To say I was stunned would be the biggest understatement of my life! I sat back at the table and tried to come to grips with what the heck had just happened. I had to admit, he was correct in some respects. Being a nurse, I never let him have the sugary treats that were the staples of his friend's diets. And of course we were never wealthy, living in a fancier town than we really could afford, so we went without in other ways. I never dressed Darren like a pauper, but he was not exactly the school trend setter either, that's for sure.

In spite of all that, there was just no way I could intentionally masturbate for my own child. How could he ever even think I'd agree to that? Did he believe that just because I purchased him a couple adult magazines, and admitted I played with myself that I'd just put on a show for him? I was astounded!

I let my nerves calm down for a few minutes, and then went to his room to talk to him. I knocked on Darren's door, and heard a loud, "Go away."

In spite of his comment, I turned the knob and went in anyway. Darren was at his desk, on his laptop, and looked at me with anger clearly written across his face. I softened my own as best as I could and said, "Honey, let's talk."

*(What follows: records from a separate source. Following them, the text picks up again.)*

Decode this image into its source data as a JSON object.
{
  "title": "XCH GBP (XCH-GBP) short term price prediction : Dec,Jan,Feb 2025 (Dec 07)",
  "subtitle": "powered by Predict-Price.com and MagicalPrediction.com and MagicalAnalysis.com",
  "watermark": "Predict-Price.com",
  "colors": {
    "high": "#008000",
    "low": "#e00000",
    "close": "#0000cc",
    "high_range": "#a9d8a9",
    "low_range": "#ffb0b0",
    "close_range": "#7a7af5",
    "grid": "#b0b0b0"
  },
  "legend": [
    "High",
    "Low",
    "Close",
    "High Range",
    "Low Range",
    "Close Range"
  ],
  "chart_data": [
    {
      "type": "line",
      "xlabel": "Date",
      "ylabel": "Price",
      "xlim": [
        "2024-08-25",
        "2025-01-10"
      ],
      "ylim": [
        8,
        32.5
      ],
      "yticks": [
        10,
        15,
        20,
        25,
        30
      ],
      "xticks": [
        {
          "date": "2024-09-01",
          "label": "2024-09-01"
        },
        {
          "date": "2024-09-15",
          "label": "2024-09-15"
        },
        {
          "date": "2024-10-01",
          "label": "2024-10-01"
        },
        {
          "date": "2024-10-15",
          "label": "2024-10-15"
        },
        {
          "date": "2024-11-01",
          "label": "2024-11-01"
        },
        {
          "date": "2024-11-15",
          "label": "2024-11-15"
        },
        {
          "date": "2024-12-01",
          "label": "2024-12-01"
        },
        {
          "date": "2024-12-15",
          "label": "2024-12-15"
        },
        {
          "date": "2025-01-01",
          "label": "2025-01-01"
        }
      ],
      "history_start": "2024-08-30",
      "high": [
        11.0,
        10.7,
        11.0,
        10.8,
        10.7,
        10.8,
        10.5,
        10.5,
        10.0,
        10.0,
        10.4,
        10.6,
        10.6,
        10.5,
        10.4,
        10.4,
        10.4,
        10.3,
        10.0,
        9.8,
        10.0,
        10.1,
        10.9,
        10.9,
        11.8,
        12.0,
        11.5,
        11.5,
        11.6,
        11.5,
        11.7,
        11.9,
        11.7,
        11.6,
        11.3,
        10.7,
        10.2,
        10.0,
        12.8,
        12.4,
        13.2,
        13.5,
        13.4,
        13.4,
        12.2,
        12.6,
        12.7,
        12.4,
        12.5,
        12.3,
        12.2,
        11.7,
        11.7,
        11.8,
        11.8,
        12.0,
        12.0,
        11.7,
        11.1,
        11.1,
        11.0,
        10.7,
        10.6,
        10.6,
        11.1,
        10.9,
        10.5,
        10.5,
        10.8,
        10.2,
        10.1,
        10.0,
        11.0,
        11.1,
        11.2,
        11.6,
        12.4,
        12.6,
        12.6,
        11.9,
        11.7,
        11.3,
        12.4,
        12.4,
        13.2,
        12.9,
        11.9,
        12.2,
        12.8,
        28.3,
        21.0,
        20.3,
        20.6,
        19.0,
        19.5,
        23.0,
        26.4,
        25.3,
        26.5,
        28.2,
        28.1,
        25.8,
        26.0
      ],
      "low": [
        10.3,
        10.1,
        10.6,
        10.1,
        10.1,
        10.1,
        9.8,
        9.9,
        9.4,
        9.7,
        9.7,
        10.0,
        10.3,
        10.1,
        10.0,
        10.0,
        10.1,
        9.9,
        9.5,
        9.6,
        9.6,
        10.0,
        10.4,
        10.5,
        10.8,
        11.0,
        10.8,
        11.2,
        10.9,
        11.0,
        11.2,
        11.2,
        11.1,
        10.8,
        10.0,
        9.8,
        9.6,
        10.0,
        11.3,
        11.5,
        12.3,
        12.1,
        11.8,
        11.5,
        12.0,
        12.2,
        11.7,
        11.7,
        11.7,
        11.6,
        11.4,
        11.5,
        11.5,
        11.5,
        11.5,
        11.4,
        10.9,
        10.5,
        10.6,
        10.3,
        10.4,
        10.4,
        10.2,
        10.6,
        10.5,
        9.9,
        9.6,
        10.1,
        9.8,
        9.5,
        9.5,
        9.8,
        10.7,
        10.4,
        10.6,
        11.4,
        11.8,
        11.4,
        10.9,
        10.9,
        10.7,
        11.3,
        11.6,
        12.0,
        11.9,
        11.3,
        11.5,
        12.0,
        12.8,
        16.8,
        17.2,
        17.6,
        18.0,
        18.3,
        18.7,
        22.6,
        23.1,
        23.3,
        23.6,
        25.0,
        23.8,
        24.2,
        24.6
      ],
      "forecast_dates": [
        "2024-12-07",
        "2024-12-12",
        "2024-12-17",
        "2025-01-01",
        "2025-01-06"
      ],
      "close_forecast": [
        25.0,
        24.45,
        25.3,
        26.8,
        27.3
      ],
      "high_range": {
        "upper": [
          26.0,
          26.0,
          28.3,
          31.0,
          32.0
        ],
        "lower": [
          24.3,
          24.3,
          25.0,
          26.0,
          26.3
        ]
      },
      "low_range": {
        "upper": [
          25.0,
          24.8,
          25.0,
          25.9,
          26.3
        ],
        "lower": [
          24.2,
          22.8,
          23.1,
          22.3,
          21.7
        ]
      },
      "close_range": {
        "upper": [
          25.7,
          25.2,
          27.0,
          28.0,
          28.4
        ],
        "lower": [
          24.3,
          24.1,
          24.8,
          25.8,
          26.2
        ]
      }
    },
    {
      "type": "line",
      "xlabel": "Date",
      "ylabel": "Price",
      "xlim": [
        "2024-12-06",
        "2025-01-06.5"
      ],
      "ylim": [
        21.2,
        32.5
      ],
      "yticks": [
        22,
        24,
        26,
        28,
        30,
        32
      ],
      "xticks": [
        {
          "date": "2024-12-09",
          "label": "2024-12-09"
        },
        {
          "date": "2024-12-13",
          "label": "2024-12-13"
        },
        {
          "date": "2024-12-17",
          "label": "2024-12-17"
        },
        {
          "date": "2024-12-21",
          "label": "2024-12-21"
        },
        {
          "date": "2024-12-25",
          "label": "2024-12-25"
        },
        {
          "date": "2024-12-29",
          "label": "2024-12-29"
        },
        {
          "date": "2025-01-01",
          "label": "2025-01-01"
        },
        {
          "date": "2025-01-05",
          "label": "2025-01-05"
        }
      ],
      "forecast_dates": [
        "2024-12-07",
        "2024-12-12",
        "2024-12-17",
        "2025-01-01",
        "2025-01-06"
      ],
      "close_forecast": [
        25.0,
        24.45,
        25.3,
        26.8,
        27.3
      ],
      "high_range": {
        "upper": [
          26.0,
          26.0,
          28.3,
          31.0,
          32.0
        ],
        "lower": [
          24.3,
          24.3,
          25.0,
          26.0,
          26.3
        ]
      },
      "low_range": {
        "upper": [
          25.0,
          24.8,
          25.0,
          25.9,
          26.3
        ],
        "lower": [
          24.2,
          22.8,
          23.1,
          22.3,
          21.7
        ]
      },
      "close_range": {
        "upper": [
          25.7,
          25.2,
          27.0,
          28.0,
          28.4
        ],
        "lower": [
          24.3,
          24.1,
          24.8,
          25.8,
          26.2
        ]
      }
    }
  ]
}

"What's the point, Mom? You'll talk; I'll listen, just like always. But nothing will really change."

I tried my best to control my nerves, but I was rapidly tiring of his attitude. "Darren, I'm sorry if I've let you down in the past, I really am. But this is one thing that just will never happen. I shouldn't have been in your room, and I'm sorry you saw what I was doing, but that's it. It'll never happen again."

Darren stared back at me with daggers in his eyes, then said, "Fine, Mom. Can you close the door on your way out?" With that he turned back to the computer and began typing away.

I was pissed! I walked out and slammed the door behind me, needing to get away from my son for fear I'd say something I would regret. I don't think I had ever been so upset. I found myself pacing back and forth from the kitchen to the living room the remainder of the night, silently continuing to argue with Darren in my head. When I finally climbed into bed, I suffered through one of the least restful nights sleep of my life.